In this recipe, I choose to use dark brown sugar  (muscavado/ molasses) which gives a more in depth fragrance and flavour as compared to white sugar. However, do feel free to substitute it with caster sugar.

 

All photos, videos and recipes on CoasterKitchen are copyright protected. Please do not use the photos, videos and recipes without prior written permission. If you wish to republish this recipe, please rewrite the recipe in your own words (instead of copy and paste) and link back to my blog. Thank you very much!

 

INGREDIENTS
Makes a loaf pan

Starter Dough
100g cake flour
1/2 tsp instant yeast
1/2 tsp sugar
100ml water

2 large eggs
100g dark brown sugar
20g cake flour
20g custard powder
1/4 tsp baking soda
25g butter, melted

1. Mix all the starter dough ingredients in a bowl. Cover with cling wrap and set aside to rest for 1 hour or until double in size.

* If you do not have cake flour, you can substitute it with plain/ all purpose flour.

2. In another bowl, lightly beat the eggs.

3. Add in brown sugar and whisk until incorporated.

4. Sift in cake flour and custard powder into the egg mixture. Then add in melted butter and mix it until well incorporated.

5. Pour the egg mixture into the starter dough. Mix it well.

6. Line the loaf pan with non stick parchment paper.

7. Pour the batter into the the loaf pan.

8. Place the loaf pan into a steamer.

9. Lightly cover the pan with a foil to prevent any water droplets into the cake.

* Do not cover it tightly as it will prevent the cake from rising well.

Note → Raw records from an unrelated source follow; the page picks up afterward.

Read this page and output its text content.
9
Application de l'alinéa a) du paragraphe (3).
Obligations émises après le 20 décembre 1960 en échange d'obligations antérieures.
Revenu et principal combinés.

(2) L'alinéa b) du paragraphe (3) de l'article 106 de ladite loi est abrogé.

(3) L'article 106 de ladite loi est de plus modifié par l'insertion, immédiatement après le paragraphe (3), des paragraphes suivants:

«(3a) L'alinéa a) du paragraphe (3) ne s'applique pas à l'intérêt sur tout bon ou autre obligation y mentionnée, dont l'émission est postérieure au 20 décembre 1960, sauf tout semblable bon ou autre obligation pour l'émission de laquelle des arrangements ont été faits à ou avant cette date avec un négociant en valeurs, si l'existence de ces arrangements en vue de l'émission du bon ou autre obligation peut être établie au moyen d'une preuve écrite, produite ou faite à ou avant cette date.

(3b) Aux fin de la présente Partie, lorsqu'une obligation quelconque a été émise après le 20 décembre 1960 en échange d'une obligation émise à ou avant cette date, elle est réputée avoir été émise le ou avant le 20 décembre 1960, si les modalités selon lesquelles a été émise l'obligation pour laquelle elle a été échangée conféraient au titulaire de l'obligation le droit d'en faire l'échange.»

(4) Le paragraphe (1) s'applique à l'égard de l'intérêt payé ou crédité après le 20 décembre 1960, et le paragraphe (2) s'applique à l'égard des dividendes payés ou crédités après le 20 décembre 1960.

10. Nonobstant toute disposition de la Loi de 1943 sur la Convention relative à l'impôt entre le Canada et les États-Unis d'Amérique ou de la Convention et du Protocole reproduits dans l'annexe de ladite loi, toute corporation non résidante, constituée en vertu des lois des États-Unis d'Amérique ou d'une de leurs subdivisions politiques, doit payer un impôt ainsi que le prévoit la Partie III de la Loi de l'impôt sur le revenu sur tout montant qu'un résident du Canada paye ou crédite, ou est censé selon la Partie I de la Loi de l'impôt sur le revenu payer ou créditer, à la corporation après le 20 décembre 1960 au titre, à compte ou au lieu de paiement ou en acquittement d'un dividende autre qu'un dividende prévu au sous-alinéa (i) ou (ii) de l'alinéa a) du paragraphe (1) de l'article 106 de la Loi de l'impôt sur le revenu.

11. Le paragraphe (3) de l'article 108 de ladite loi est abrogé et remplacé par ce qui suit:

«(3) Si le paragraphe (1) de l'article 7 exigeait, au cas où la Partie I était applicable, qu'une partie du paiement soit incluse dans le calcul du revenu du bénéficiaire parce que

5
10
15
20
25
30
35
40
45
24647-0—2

10. Cover, and steam the cake over high heat for about 40 minutes or until the skewer comes out clean.

11. Set the cake aside to cool in the loaf pan for above 10 minutes before removing it and cutting it into serving pieces.

Ma Lai Gao Recipe

  • Servings: 3-4
  • Difficulty: easy
  • Print

Credit: CoasterKitchen

All photos and recipes on CoasterKitchen are copyright protected. Please do not use the photos and recipes without prior written permission. If you wish to republish this recipe, please rewrite the recipe in your own words (instead of copy and paste) and link back to my blog. Thank you very much!

Ingredients

  • Starter Dough
  • 100g cake flour
  • 1/2 tsp instant yeast
  • 1/2 tsp sugar
  • 100ml water
  • 2 large eggs
  • 100g dark brown sugar
  • 20g cake flour
  • 20g custard powder
  • 1/4 tsp baking soda
  • 25g butter, melted

Directions

  1. Mix all the starter dough ingredients in a bowl. Cover with cling wrap and set aside to rest for 1 hour or until double in size.
  2. In another bowl, lightly beat the eggs.
  3. Add in brown sugar and whisk until incorporated.
  4. Sift in cake flour and custard powder into the egg mixture. Then add in melted butter and mix it until well incorporated.
  5. Pour the egg mixture into the starter dough. Mix it well.
  6. Line the loaf pan with non stick parchment paper.
  7. Pour the batter into the the loaf pan.
  8. Place the loaf pan into a steamer.
  9. Lightly cover the pan with a foil to prevent any water droplets into the cake.
  10. Cover, and steam the cake over high heat for about 40 minutes or until the skewer comes out clean.
  11. Set the cake aside to cool in the loaf pan for above 10 minutes before removing it and cutting it into serving pieces.